# Wanting to emigrate to America from the UK



## thd (Nov 29, 2010)

I'm sure you all have encountered other threads like this in the past, and I'd like to apologize for that for the tediousness. And if this thread is in the wrong place.

Anyway, I'm in my mid teens, and I want to move to America when I'm older. I know for sure this is what I want due to other personal reasons which I won't bore you with. However, you should probably know that I have a 'disability' that I don't consider a 'disability.' It has not affected my academic performance. 

Now, I know that you can't just move to a different country without any skills or qualifications, so I intend to go to university to study for a degree, possibly in History due to the wide range of opportunities it can provide in terms of employment - for example, in law, journalism, teaching, etc. It is one of my strongest subjects as well. However, I could instead study computing if it is considered a 'better' skill than History. (History analyzes stuff into great detail and is supposedly a great asset to have). If gaining a computing or history degree is practically useless, then please do say so and perhaps suggest some alternatives? I am willing to study at an American university if it will improve chances of gaining permanent residency in the States. 

If it's important, I was born in the UK but both my parents were born abroad. So I do have dual citizenship, but I don't particularly like my parents' native country as they see people like me as inferior. Or at least the people I've met over there are, which is quite a lot. I also don't have any relatives or friends living in the US. 

So my question, do I have a chance of emigrating to the US when I'm older? And what should I do in terms of my education? Study at an UK university and apply, or at an US university? Basically, what route should I take?

Many thanks in advance..


----------



## nat21 (Oct 10, 2010)

thd said:


> I'm sure you all have encountered other threads like this in the past, and I'd like to apologize for that for the tediousness. And if this thread is in the wrong place.
> 
> Anyway, I'm in my mid teens, and I want to move to America when I'm older. I know for sure this is what I want due to other personal reasons which I won't bore you with. However, you should probably know that I have a 'disability' that I don't consider a 'disability.' It has not affected my academic performance.
> 
> ...


You have many options for moving to the US (legally of course).
1. You can get your degree in the UK and then work for a company that has offices in the US and transfer after a couple of years.
2. You can come to the US for uni however, it is extremely expensive for international students. 
3. You can do go to a UK uni and if they have a study abroad then you can do a year or so in the US and even doing an internship over here if you can. I know a few international students from my undergrad who did internships and the company ended up sponsoring them.
4. You can do BUNAC for 4 months just to see how life is over in the US.

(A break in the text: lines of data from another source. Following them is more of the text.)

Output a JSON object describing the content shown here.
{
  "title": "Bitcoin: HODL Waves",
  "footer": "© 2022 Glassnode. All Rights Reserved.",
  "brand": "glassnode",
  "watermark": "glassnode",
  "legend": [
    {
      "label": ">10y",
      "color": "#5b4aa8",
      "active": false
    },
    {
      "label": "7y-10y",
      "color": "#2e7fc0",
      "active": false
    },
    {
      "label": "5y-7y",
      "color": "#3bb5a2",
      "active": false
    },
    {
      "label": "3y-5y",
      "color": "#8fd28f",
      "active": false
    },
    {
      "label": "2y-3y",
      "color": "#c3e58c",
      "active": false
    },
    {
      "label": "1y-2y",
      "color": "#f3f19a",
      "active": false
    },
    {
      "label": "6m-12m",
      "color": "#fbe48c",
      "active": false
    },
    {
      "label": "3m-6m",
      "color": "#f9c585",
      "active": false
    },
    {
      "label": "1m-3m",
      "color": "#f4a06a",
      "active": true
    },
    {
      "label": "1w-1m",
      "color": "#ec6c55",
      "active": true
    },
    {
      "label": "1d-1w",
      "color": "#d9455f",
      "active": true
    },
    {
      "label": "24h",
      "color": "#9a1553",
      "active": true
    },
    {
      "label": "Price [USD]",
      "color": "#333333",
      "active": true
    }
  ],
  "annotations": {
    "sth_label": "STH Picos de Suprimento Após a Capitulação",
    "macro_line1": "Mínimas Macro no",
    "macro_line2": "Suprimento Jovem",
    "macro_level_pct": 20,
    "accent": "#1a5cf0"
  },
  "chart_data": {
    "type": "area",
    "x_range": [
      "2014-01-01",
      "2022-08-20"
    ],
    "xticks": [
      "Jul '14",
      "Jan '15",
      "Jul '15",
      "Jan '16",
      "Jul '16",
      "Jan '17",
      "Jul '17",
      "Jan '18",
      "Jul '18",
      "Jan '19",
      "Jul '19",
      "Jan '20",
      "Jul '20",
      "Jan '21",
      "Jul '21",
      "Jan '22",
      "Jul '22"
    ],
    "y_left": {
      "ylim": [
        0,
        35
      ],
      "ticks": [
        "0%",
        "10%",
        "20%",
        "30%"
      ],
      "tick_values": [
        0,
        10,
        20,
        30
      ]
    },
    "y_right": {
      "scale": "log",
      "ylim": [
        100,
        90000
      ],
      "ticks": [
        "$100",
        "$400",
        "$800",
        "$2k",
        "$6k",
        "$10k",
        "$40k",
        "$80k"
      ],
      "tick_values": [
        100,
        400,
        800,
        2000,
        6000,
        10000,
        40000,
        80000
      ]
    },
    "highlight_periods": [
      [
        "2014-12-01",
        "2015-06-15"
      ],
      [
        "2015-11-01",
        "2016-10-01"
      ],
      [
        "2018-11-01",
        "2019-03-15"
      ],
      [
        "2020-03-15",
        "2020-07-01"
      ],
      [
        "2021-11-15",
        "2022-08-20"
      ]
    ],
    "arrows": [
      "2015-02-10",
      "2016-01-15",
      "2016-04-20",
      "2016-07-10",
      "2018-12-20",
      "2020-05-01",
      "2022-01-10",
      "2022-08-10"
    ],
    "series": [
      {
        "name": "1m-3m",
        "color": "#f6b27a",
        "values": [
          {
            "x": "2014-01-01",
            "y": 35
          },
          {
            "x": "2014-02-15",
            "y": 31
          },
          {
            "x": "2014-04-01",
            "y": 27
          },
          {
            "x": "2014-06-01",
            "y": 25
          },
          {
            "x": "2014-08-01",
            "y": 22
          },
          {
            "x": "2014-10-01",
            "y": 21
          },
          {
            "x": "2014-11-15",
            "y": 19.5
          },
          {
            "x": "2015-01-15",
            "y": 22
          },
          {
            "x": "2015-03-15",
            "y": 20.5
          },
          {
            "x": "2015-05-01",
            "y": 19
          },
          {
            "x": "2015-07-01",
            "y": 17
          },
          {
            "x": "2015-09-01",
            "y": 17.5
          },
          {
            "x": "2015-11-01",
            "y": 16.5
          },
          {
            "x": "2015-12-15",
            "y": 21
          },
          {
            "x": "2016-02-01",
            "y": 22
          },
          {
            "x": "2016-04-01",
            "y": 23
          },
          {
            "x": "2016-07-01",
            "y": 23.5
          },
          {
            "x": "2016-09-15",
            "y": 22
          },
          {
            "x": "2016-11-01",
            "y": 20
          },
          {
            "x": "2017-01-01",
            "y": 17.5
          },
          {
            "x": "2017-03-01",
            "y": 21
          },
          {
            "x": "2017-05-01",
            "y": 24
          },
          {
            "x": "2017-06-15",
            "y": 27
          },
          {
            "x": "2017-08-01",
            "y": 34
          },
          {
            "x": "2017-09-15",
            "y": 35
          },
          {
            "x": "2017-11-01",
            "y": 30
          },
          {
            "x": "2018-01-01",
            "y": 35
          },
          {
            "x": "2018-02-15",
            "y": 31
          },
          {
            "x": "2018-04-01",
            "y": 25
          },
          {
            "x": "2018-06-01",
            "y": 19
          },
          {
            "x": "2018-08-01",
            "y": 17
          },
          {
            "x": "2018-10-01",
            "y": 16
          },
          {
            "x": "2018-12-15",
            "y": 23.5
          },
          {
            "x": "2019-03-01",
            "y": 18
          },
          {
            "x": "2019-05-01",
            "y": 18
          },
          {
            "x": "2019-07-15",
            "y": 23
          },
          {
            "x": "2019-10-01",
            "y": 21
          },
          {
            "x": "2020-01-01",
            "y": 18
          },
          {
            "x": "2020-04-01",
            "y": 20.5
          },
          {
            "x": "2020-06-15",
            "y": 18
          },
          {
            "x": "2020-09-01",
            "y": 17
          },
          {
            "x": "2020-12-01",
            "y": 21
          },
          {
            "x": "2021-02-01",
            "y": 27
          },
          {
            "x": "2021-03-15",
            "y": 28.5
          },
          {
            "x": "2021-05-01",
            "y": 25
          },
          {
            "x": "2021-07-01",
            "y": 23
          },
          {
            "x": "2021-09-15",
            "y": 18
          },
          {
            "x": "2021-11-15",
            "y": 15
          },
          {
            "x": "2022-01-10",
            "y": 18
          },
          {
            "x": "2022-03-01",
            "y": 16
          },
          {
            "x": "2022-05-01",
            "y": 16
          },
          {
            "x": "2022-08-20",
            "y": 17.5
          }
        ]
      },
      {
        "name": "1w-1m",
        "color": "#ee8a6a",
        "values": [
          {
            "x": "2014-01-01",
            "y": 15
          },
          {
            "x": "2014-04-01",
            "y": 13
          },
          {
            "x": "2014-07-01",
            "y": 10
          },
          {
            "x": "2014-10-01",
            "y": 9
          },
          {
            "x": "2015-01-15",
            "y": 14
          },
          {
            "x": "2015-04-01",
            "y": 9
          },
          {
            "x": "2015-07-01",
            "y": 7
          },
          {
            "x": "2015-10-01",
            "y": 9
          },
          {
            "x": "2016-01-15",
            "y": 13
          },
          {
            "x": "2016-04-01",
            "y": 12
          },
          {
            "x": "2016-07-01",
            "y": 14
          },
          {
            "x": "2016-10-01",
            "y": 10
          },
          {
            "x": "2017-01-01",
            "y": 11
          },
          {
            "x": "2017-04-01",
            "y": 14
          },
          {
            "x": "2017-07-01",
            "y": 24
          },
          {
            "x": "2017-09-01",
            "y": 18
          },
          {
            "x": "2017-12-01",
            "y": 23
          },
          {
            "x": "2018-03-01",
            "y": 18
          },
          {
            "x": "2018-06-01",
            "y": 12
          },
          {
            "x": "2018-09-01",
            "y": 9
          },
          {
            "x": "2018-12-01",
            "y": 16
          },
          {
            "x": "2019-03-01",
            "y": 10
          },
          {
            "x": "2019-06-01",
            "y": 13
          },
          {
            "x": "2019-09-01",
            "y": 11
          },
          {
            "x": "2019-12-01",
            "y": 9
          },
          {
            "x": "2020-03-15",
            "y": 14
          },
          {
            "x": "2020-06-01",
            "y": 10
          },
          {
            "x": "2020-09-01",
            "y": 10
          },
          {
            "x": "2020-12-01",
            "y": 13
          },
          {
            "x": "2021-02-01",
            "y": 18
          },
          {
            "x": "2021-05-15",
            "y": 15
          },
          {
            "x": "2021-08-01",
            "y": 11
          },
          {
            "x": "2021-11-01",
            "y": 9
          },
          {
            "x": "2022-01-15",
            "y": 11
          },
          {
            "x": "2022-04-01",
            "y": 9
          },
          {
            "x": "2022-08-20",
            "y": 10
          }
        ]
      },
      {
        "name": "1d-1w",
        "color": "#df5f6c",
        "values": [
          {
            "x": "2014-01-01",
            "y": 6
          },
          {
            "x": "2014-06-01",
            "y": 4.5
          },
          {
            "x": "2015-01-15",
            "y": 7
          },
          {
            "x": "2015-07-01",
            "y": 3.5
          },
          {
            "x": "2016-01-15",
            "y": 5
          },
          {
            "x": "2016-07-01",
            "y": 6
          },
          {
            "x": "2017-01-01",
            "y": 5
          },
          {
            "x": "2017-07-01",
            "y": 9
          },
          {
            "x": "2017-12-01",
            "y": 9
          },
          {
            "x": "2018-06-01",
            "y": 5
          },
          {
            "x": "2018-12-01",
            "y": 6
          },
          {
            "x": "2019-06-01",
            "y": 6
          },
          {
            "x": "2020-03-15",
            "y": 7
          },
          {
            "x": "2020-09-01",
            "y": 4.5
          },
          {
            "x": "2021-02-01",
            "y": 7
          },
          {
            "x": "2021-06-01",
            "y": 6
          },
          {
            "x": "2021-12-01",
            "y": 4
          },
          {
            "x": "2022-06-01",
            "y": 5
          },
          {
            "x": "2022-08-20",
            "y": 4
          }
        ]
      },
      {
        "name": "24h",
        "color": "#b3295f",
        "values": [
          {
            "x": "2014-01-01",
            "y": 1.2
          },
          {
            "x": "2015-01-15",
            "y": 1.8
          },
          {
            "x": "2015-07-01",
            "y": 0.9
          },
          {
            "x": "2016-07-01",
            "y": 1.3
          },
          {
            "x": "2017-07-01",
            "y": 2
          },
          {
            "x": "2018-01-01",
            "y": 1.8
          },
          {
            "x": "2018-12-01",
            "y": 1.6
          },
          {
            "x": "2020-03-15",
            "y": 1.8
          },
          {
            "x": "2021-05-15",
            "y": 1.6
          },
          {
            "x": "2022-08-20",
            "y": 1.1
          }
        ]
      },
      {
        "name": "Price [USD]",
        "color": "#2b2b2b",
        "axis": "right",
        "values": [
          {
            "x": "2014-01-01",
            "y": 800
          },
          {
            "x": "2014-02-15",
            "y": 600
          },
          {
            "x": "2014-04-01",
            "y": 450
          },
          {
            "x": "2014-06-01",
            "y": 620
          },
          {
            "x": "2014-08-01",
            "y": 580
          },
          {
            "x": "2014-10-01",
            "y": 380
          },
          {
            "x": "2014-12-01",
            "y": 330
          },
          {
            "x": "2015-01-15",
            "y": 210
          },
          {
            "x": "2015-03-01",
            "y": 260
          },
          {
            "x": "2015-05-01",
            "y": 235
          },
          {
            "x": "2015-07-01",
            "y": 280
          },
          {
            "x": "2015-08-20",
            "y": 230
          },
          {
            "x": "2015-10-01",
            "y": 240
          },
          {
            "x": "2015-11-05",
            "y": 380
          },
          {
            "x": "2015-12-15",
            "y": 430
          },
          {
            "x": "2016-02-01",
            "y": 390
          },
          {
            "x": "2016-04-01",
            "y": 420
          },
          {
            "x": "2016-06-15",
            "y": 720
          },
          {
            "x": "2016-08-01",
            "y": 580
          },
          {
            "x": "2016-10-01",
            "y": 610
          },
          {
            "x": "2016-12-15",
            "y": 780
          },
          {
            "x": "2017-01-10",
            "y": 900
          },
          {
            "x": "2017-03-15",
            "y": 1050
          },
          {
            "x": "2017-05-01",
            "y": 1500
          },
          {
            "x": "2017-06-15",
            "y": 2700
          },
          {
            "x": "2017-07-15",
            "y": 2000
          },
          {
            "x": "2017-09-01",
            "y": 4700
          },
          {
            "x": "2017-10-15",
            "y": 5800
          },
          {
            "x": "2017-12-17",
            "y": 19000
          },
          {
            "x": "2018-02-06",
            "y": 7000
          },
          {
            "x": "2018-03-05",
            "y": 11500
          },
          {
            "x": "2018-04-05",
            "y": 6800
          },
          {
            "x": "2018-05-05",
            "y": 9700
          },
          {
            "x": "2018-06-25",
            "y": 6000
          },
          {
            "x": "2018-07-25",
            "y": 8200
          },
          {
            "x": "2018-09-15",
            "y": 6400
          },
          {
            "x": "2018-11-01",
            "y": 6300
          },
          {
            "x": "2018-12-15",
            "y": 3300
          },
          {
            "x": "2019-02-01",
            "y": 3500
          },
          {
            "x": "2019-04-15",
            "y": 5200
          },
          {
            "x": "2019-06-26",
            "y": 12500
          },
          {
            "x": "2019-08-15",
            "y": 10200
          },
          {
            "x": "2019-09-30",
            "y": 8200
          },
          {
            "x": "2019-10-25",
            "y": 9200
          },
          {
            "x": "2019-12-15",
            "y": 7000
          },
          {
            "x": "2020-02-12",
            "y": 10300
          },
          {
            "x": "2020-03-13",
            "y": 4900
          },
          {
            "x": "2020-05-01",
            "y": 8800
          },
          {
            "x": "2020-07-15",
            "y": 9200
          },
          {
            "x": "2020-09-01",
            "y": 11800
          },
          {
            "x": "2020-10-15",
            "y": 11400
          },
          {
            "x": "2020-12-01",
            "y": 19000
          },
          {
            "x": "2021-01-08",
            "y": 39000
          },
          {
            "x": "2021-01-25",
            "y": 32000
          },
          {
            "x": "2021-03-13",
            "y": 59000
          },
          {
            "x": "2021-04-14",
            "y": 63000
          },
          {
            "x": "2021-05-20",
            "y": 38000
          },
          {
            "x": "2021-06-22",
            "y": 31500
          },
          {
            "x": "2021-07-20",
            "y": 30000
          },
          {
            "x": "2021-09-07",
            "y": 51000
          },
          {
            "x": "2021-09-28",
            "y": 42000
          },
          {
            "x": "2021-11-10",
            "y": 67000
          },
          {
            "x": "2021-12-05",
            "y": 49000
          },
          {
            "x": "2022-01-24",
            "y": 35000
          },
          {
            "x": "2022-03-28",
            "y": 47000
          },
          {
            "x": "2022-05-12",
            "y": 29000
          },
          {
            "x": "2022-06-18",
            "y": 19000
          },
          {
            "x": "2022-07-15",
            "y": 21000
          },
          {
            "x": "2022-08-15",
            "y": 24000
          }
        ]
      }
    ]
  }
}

***Keep in mind that the grass is not always greener on the other side. I spend some time in the UK when I was younger and was determine to move over there. However, after moving there I was unhappy and wanted to come. It took a while for me to adjust to the change. I ended up coming back home in the end because my chances of starting my career was better in the US than the UK.


----------



## thd (Nov 29, 2010)

nat21 said:


> You have many options for moving to the US (legally of course).
> 1. You can get your degree in the UK and then work for a company that has offices in the US and transfer after a couple of years.
> 2. You can come to the US for uni however, it is extremely expensive for international students.
> 3. You can do go to a UK uni and if they have a study abroad then you can do a year or so in the US and even doing an internship over here if you can. I know a few international students from my undergrad who did internships and the company ended up sponsoring them.
> ...


Thanks for the information. I think I'll gain a degree in the UK first, since it has more financial assistance, then I'll look at other options regarding moving to America. I think I am open to the idea of moving to either Canada or the USA, but we'll see. Thanks!


----------



## nat21 (Oct 10, 2010)

thd said:


> Thanks for the information. I think I'll gain a degree in the UK first, since it has more financial assistance, then I'll look at other options regarding moving to America. I think I am open to the idea of moving to either Canada or the USA, but we'll see. Thanks!


Your welcome and I wish you all the best of luck!!


----------



## fido (Aug 25, 2010)

It will be worthwhile getting hold of the official information explaining the immigration procedures for people wanting to relocate to USA. I've never done this for America but I have for New Zealand and Australia. You can then see which skills etc are most valued and seek to acquire the most desirable qualifications and work experience.


----------



## Fatbrit (May 8, 2008)

fido said:


> It will be worthwhile getting hold of the official information explaining the immigration procedures for people wanting to relocate to USA. I've never done this for America but I have for New Zealand and Australia. You can then see which skills etc are most valued and seek to acquire the most desirable qualifications and work experience.


America never quite works like that. There is no direct equivalent to "skills visas" you find in other destinations.

Second sticky from the top is a bunch of questions. If you find a yes, I'll tell you your opening.

If you want to trawl through the official sites, I'm afraid like most things in the US they're convoluted and spread across several empires.

USCIS Home Page -- generally does the immigration paperwork inside the US
U.S. Department of State -- generally issues visas outside the US

Also there's DHS, the mothership of USCIS, also under this banner with some immigration responsibility as gatekeepers are CBP.

Peripherals include the Dept of Labor (responsible for certain parts of employment-related visas) and the DoJ for when it all ends up in court.


----------